Dogs from the Trossachs Search and Rescue charity were brought in on Friday night to search the wreckage, but they were stood down at about 6am on Saturday morning. Fibre-optic cameras, specialist sound equipment and carbon-dioxide indicators to detect human breath were also used.
There had been a party atmosphere in the Clutha on Friday, with the ska band Esperanza in full swing, when, at about 10.25pm, the helicopter crashed through the roof on to the bar, filling the room with blinding, choking dust. Some initially thought that a bomb had gone off.
Eyewitnesses in the pub described how they saw the bar “buckle” before collapsing, completely crushing people below. They said the bar went dark and filled with clouds of dust that made it hard to see and breathe.
Despite chaotic scenes, people in the pub, including some who were injured, and passers-by from outside helped to rescue people from the wreckage until emergency services arrived.
Kenny Hamilton, a 48-year-old painter and decorator, told The Independent on Sunday yesterday that he had been “knocked sideways” by the gantry above the bar when the helicopter hit. He was pulled out of the wreckage and then, despite suspected cracked ribs, he helped several people lift the shattered bar so that another injured man trapped beneath it could be taken to safety.
Echoing earlier comments by Mr Salmond, Prime Minister David Cameron paid tribute to “the bravery of the ordinary Glaswegians who rushed to help”, and emergency services personnel “who worked tirelessly throughout the night”.
Glasgow City Council leader Gordon Matheson described the crash as “heartbreaking”, but nevertheless took some comfort from the response. “When there is trouble and people need assistance, the people of Glasgow head towards those situations,” he said yesterday. “The motto of the city of Glasgow is 'People make Glasgow'. That was at no better time demonstrated than last night and in the period since.”
Flags flew at half-mast across the city and the annual St Andrew's Day celebrations in the central George Square were cancelled. Throughout the day, a steady stream of people arrived to lay flowers on the pavement outside the Holiday Express hotel, a few yards down the street from the scene but as close as police would let them.
In a personal statement, the Queen added her condolences, saying that she was “saddened to learn of the dreadful helicopter crash”.
The names of the dead were understandably slow to emerge. But a clearly distressed John McGarrigle, 38, standing outside the Clutha, said he had been told by an eyewitness that his father, also John McGarrigle, 59, was sitting “right in the spot” where the helicopter hit.
“The realisation, and just a deep instinct kicked in right away as soon as I heard there was an accident at Clutha. I just knew something bad had happened to him,” he told BBC News at the scene. “When I came round and seen where the position of the helicopter [was], that was when I knew, because he sat in that spot all the time, where the 'copter hit. I am still shaking. I could walk in there and pinpoint him myself in the rubble.”
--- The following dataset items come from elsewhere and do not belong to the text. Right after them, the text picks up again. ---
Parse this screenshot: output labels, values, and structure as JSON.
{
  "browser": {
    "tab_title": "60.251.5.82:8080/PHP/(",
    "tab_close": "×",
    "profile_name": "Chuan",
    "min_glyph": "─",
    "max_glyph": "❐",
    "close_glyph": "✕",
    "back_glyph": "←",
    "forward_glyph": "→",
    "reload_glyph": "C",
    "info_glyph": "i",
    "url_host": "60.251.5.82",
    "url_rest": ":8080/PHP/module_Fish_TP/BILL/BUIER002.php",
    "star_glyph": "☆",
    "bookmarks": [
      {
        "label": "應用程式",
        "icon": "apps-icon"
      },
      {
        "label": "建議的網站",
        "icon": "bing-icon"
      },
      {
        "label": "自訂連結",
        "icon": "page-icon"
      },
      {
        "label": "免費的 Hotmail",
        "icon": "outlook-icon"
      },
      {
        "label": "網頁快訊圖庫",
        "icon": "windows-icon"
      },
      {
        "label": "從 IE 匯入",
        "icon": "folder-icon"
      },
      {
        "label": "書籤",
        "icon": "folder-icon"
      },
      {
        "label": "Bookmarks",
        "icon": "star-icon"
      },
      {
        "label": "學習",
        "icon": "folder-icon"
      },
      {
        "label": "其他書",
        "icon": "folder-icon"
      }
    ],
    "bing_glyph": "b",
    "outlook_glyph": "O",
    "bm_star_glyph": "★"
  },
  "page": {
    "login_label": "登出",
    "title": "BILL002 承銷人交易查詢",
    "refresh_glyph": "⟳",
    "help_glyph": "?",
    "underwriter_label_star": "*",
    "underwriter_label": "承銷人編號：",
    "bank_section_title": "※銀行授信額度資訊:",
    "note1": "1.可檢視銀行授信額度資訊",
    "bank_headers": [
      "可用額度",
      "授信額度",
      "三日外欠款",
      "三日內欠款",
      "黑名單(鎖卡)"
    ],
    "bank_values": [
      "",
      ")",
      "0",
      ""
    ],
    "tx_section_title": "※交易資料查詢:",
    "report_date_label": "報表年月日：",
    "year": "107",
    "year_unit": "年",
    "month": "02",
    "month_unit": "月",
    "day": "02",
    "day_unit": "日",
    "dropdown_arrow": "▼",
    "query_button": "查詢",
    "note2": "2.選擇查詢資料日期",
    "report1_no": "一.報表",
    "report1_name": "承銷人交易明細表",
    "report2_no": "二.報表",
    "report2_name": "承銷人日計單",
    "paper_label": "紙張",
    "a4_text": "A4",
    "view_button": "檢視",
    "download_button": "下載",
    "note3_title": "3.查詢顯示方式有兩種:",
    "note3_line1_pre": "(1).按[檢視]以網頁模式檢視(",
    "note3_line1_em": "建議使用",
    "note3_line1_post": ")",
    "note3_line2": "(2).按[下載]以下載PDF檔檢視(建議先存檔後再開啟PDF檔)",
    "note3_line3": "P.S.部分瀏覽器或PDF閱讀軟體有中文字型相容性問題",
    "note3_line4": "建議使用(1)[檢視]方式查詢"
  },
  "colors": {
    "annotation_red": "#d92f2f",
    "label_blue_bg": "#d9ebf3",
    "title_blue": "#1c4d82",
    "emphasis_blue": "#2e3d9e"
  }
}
Mr McGarrigle said he had checked every hospital with no sign of his father and planned to stand outside the Clutha until he saw that all the casualties were removed from the pub.
The Clutha – the name means “Clyde” in Gaelic – is a popular bar in the centre of Glasgow known as one of the city's best music venues. It was once a favourite venue for Billy Connolly when he was starting out as a comedian.
Ska band Esperanza's bass player and general manager, Jessica Combe, said yesterday that they were “waking up and realising that it is all definitely horribly real”.
“Despite the situation, everyone was so helpful and caring of each other,” she said in a statement. “The police, ambulances, firefighters all did a stellar job and continue to do so Today in extremely difficult conditions.”